During interviews, I show candidates a PR with a prompt change and ask them to review it. The good ones immediately ask about tests. Where are the before/after comparisons? What's the eval coverage? How do we know this doesn't break existing functionality?

Skepticism beats enthusiasm every time when you're running production systems.

And here's something we discovered about distributed teams: async eval reviews actually work better than sync ones. You can't hand-wave through eval results in a Slack thread. You have to document what changed and why it's okay. The written trail keeps everyone honest.

We use Notion for our eval documentation. Nothing fancy. Just tables showing input/output pairs, what we expect, what we're measuring. GitHub PR comments for the eval results on each change. Slack threads for the "hey, is this output actually better or just different?" discussions.

The tooling doesn't matter. The discipline does. Every prompt change gets evaluated. Every model swap gets benchmarked. Every temperature adjustment gets tested against your real use cases.

Your AI features are only as good as your worst untested change. And unlike traditional code, where bugs usually announce themselves with errors, AI bugs hide in plain sight. They look like features working correctly, just... worse.

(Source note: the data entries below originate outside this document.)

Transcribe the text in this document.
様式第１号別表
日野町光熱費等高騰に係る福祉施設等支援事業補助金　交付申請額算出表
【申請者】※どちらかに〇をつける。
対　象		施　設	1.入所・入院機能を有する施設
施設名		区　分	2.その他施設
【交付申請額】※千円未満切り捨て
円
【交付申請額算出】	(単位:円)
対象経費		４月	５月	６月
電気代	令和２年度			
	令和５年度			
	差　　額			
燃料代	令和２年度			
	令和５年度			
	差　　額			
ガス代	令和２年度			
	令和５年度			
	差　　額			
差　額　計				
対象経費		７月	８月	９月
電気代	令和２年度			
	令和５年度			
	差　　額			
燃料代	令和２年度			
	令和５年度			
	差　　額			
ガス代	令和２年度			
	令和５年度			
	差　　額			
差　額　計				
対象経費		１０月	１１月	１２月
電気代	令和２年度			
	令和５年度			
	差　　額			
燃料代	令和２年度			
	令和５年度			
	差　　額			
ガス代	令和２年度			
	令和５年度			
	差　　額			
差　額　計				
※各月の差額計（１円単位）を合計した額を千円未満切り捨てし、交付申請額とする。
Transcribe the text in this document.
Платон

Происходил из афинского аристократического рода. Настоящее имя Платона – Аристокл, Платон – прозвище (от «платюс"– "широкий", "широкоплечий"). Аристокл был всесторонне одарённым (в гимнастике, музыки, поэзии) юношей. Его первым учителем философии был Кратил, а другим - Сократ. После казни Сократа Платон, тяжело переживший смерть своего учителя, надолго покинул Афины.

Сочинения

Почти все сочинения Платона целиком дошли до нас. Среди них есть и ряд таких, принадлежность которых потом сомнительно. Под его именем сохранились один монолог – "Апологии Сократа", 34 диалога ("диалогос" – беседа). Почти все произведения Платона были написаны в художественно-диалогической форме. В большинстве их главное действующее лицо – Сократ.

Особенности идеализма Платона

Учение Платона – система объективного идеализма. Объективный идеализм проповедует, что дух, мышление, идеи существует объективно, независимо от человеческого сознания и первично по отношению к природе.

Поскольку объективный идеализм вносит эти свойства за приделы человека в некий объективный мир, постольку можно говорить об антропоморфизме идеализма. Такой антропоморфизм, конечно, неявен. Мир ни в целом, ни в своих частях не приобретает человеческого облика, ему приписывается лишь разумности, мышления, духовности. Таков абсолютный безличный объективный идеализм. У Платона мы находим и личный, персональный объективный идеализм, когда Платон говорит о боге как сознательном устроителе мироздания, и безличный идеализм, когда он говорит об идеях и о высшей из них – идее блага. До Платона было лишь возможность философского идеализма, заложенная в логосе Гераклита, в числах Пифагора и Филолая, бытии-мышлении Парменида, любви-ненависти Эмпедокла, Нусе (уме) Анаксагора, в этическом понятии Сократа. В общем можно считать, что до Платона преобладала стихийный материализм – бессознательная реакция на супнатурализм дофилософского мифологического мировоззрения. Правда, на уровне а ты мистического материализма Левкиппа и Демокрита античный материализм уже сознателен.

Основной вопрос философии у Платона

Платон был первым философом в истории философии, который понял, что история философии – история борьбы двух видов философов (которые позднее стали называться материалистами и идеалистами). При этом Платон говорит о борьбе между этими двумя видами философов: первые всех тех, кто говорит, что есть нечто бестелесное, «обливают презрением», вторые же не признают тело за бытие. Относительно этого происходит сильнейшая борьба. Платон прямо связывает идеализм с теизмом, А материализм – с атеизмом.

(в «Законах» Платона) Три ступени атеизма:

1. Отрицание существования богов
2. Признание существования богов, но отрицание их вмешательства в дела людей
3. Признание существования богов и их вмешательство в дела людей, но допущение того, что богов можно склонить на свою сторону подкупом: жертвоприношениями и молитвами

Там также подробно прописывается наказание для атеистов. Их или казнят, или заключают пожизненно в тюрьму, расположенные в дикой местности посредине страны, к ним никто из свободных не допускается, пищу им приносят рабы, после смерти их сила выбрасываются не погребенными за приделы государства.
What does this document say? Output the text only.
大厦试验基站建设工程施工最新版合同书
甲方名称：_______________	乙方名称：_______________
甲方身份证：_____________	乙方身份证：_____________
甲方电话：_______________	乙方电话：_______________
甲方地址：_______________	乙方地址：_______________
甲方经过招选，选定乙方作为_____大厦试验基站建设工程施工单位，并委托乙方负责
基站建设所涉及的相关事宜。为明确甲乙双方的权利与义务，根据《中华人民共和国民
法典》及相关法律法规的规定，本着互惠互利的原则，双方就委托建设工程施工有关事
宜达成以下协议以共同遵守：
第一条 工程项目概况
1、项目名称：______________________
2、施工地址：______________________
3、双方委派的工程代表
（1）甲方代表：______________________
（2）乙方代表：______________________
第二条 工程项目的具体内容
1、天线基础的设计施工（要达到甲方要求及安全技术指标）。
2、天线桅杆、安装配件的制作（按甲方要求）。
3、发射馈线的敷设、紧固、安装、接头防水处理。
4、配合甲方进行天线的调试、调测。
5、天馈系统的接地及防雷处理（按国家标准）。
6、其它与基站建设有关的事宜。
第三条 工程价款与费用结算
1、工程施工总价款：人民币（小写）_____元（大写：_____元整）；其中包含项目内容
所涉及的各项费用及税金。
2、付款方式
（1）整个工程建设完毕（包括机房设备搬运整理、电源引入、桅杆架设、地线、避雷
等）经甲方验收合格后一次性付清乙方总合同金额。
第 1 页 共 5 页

So make "show me the eval" your default. Make it boring. Make it routine. That's how you ship AI features that actually work when your expert is out sick. Or when your team grows beyond the people who built the original system. Or when you're debugging a customer complaint at 2 AM and need to know if the model outputs changed or if your customer's expectations did.

The alternative is learning this lesson the way we did. With angry customers and a three-week cleanup. Your call.